2013-00156661-CU-OE
Kimberly Granzella vs. CVS Pharmacy, Inc.
Nature of Proceeding: Motion for Protective Order
Filed By: Leggieri, Michael G.
Defendant CVS Pharmacy, Inc.’s and Longs Drug Stores California, LLC’s Motion for
Protective Order is granted only insofar as the Court will stay a ruling on the plaintiff’s
discovery motion, until after the hearing on Defendants’ demurrer to Deluca’s
remanded portion of the First Amended Complaint.
The Court is continuing the hearing on the demurrer to the First Amended
Complaint to August 5, 2014 . If this date is not convenient the parties shall
meet and confer to agree on a date after August 5, 2014.
The motion to “void” the discovery that was propounded before the case was removed
to federal court on February 21, 2014 and to stay all discovery is denied.
Defendants’ Request for Judicial Notice is granted. The Court takes judicial notice of
the United States District Court’s April 24, 2014 Order in the case entitled Kimberly
Granzella et al v CVS Pharmacy, Inc. et al. Eastern District of California Case No.
14cv00518 KJM (DAD), Ex A to RJN.
“The court, for good cause shown, may make any order that justice requires see also Fairmont Ins. Co. v. Superior Court (2000) 22 Cal. 4th 245, 255. Trial courts
have broad discretion to grant relief through protective orders, including that a set of
interrogatories need not be answered, that the items or categories of documents need
not be produced in response to a demand, or that the time to the discovery responses
be extended. CCP §§2030.090, 2031.060.
Plaintiff is a current employee of defendants. Deluca alleges that defendants’ policy
whereby injured or ill workers are automatically terminated by a computer if they are
absent more than 45 days in a row is a violation of the Fair Employment and Housing
Act. (FAC ¶ 9) Plaintiff alleges that she has missed work days due to illness, however
she has returned to work within 45 days and has worked consecutive hours during a
45 day period. (FAC 46) Although Deluca purports to bring this action on behalf of “all
medically/physically disabled current employees of Defendants,” (FAC para. 17) she
does not allege that she is disabled under FEHA.
Plaintiff Granzella’s claims were dismissed by the Federal Court. The discovery at
issue was propounded before Granzella’s claims were dismissed.
The plaintiff’s discovery seeks contact information about current and former employees
who may be or were subject to the 45 day automatic termination policy. The motion to
compel seeks an order compelling defendants to provide the employees’ contact
information.
The only portion of the First Amended Complaint remaining before this Court is
Deluca’s stand-alone request for injunctive relief, which was remanded to this court for
lack of jurisdiction based on Deluca’s lack of standing to pursue a claim for injunctive
relief. (RJN Ex. A) The federal court judge found that Deluca’s unsubstantiated
assertions that she could be absent for more than 45 days were insufficient to support
a claim that she was in immediate danger of sustaining injury as a result of defendants’
policy.
Defendants’ pending demurrer set for July 21, 2014 is on the ground that Charlene
Deluca lacks standing to prosecute her claim for injunctive relief because her claim is
barred by collateral estoppel based on the Federal Court’s order. Defendants’ further
contend that even if collateral estoppel did not apply, Deluca does not have standing to
bring a claim for injunctive relief. Deluca admits
she (1) has not exhausted the administrative remedies required by the Fair
Employment and Housing Act (“FEHA”), (2) is not disabled, and (3) has never been
harmed by the alleged policy underlying her request for injunctive relief.

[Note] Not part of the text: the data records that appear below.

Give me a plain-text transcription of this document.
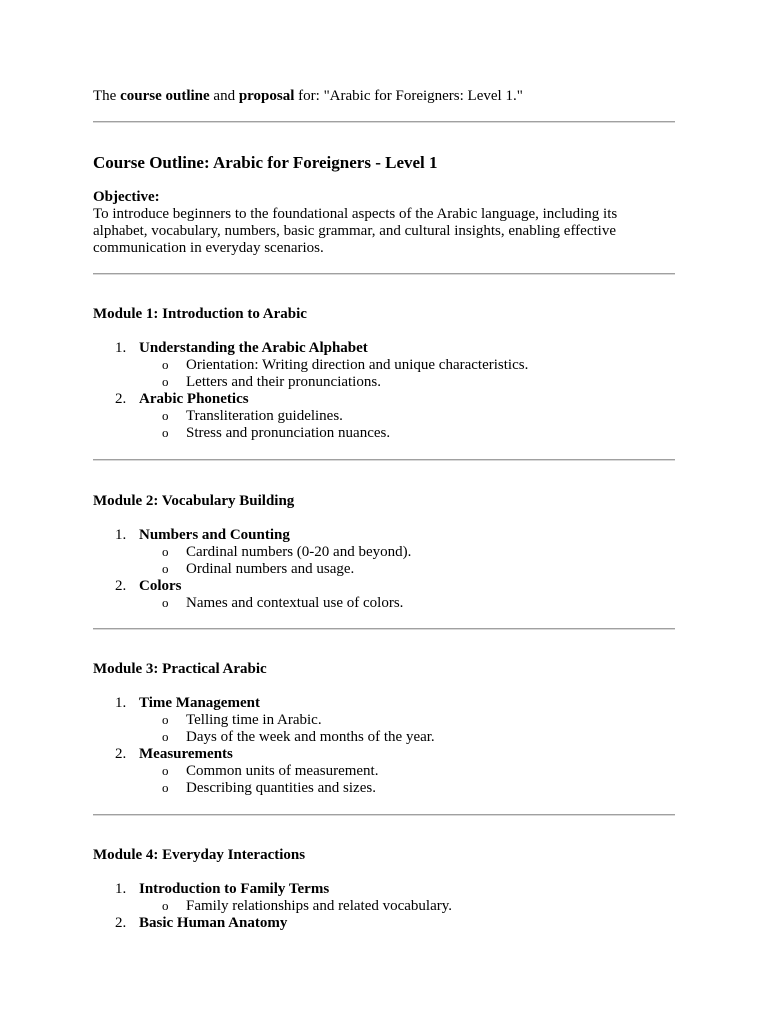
The course outline and proposal for: "Arabic for Foreigners: Level 1."
Course Outline: Arabic for Foreigners - Level 1
Objective:
To introduce beginners to the foundational aspects of the Arabic language, including its alphabet, vocabulary, numbers, basic grammar, and cultural insights, enabling effective communication in everyday scenarios.
Module 1: Introduction to Arabic
1. Understanding the Arabic Alphabet
o Orientation: Writing direction and unique characteristics.
o Letters and their pronunciations.
2. Arabic Phonetics
o Transliteration guidelines.
o Stress and pronunciation nuances.
Module 2: Vocabulary Building
1. Numbers and Counting
o Cardinal numbers (0-20 and beyond).
o Ordinal numbers and usage.
2. Colors
o Names and contextual use of colors.
Module 3: Practical Arabic
1. Time Management
o Telling time in Arabic.
o Days of the week and months of the year.
2. Measurements
o Common units of measurement.
o Describing quantities and sizes.
Module 4: Everyday Interactions
1. Introduction to Family Terms
o Family relationships and related vocabulary.
2. Basic Human Anatomy
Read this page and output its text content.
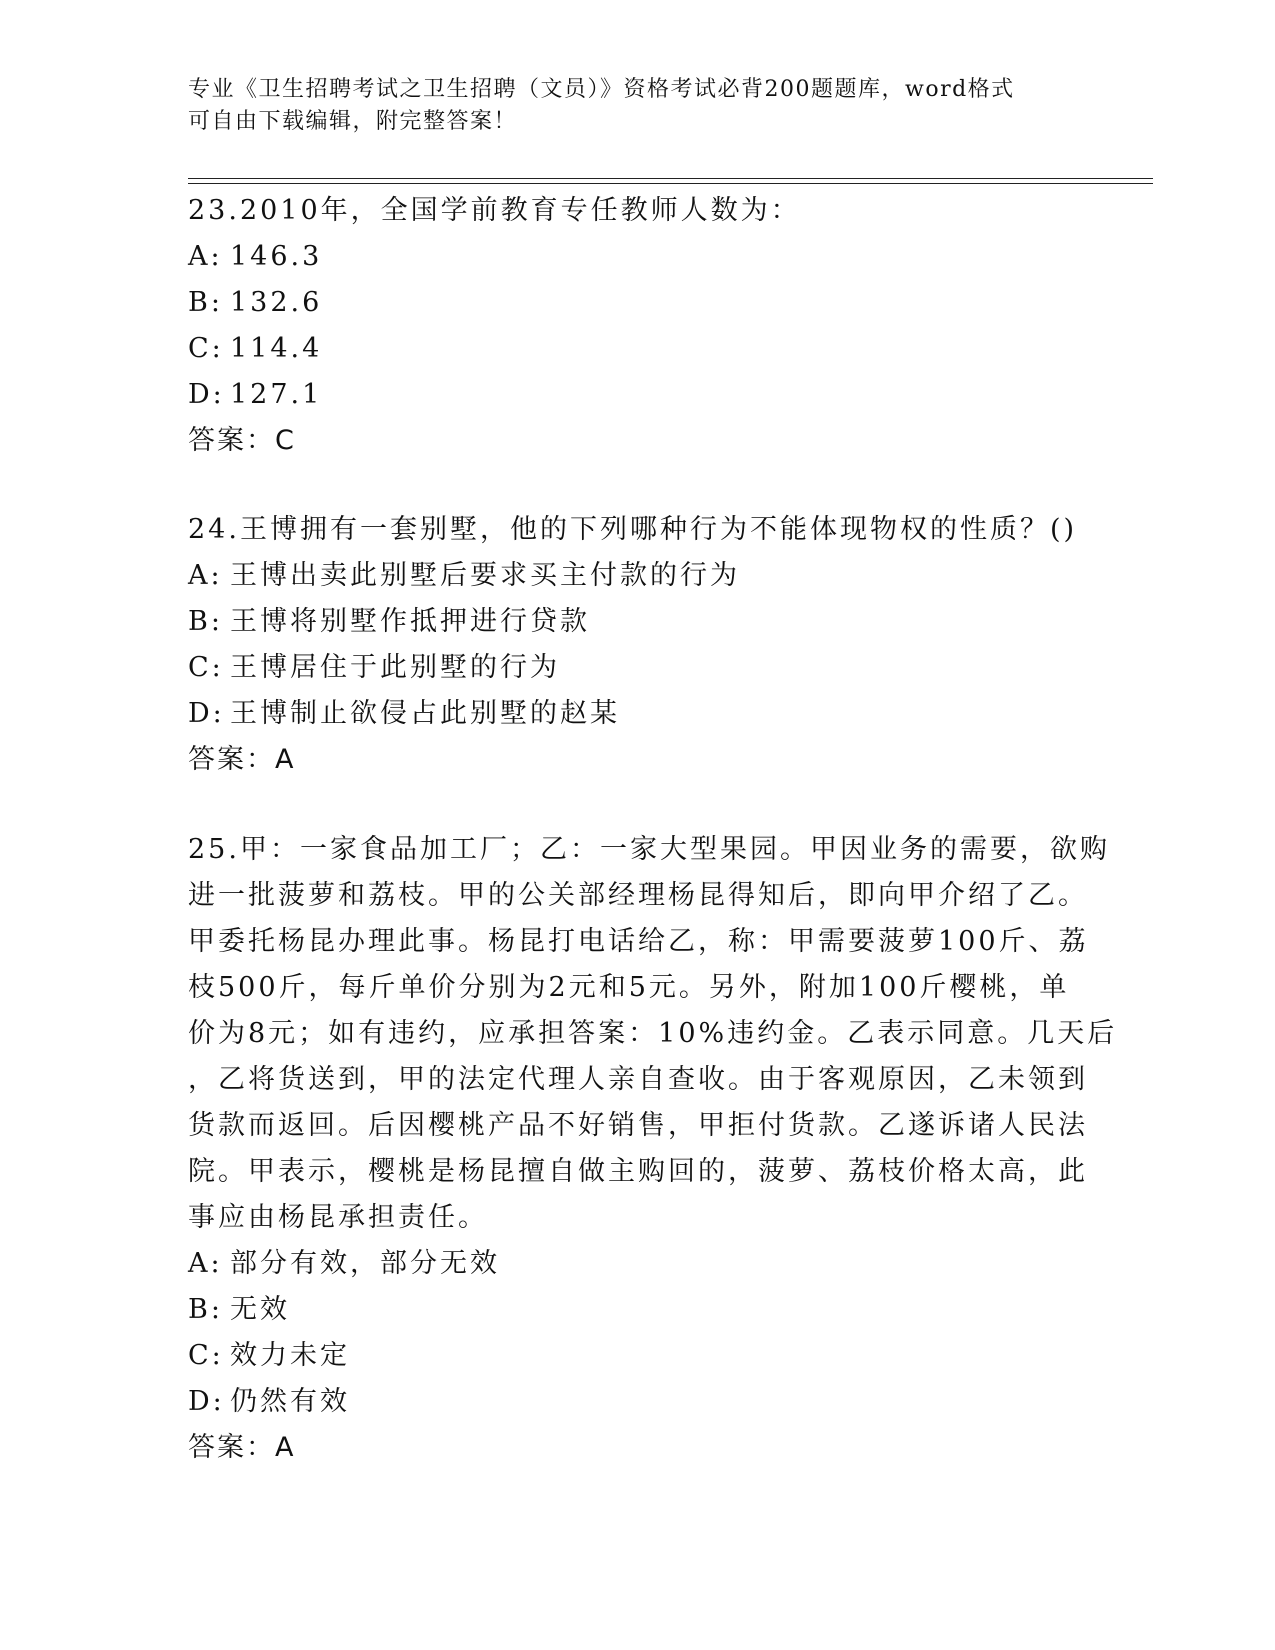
专业《卫生招聘考试之卫生招聘（文员）》资格考试必背200题题库，word格式
可自由下载编辑，附完整答案！
23.2010年，全国学前教育专任教师人数为：
A: 146.3
B: 132.6
C: 114.4
D: 127.1
答案：C
24.王博拥有一套别墅，他的下列哪种行为不能体现物权的性质？()
A: 王博出卖此别墅后要求买主付款的行为
B: 王博将别墅作抵押进行贷款
C: 王博居住于此别墅的行为
D: 王博制止欲侵占此别墅的赵某
答案：A
25.甲：一家食品加工厂；乙：一家大型果园。甲因业务的需要，欲购
进一批菠萝和荔枝。甲的公关部经理杨昆得知后，即向甲介绍了乙。
甲委托杨昆办理此事。杨昆打电话给乙，称：甲需要菠萝100斤、荔
枝500斤，每斤单价分别为2元和5元。另外，附加100斤樱桃，单
价为8元；如有违约，应承担答案：10%违约金。乙表示同意。几天后
，乙将货送到，甲的法定代理人亲自查收。由于客观原因，乙未领到
货款而返回。后因樱桃产品不好销售，甲拒付货款。乙遂诉诸人民法
院。甲表示，樱桃是杨昆擅自做主购回的，菠萝、荔枝价格太高，此
事应由杨昆承担责任。
A: 部分有效，部分无效
B: 无效
C: 效力未定
D: 仍然有效
答案：A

The Court is not now ruling on the validity of the arguments made in the demurrer, or
whether ultimately plaintiff will be permitted conduct discovery to locate a plaintiff who
has standing. The court finds good cause to stay a ruling on plaintiff’s discovery
motion until the court rules on the demurrer. While a pending demurrer is ordinarily
not a reason to stay discovery, when, as in this case, the federal court has already
ruled Deluca has no standing, the court will not order defendants at this time to
respond to discovery. Courts routinely stay matters where circumstances warrant.
Frieberg v City of Mission Viejo (1995) 33 Cal.App.4th 1484, 1489. As to the discovery
implicated by this motion, a brief stay of the pending discovery is necessary to avoid
the potential waste of judicial and party resources.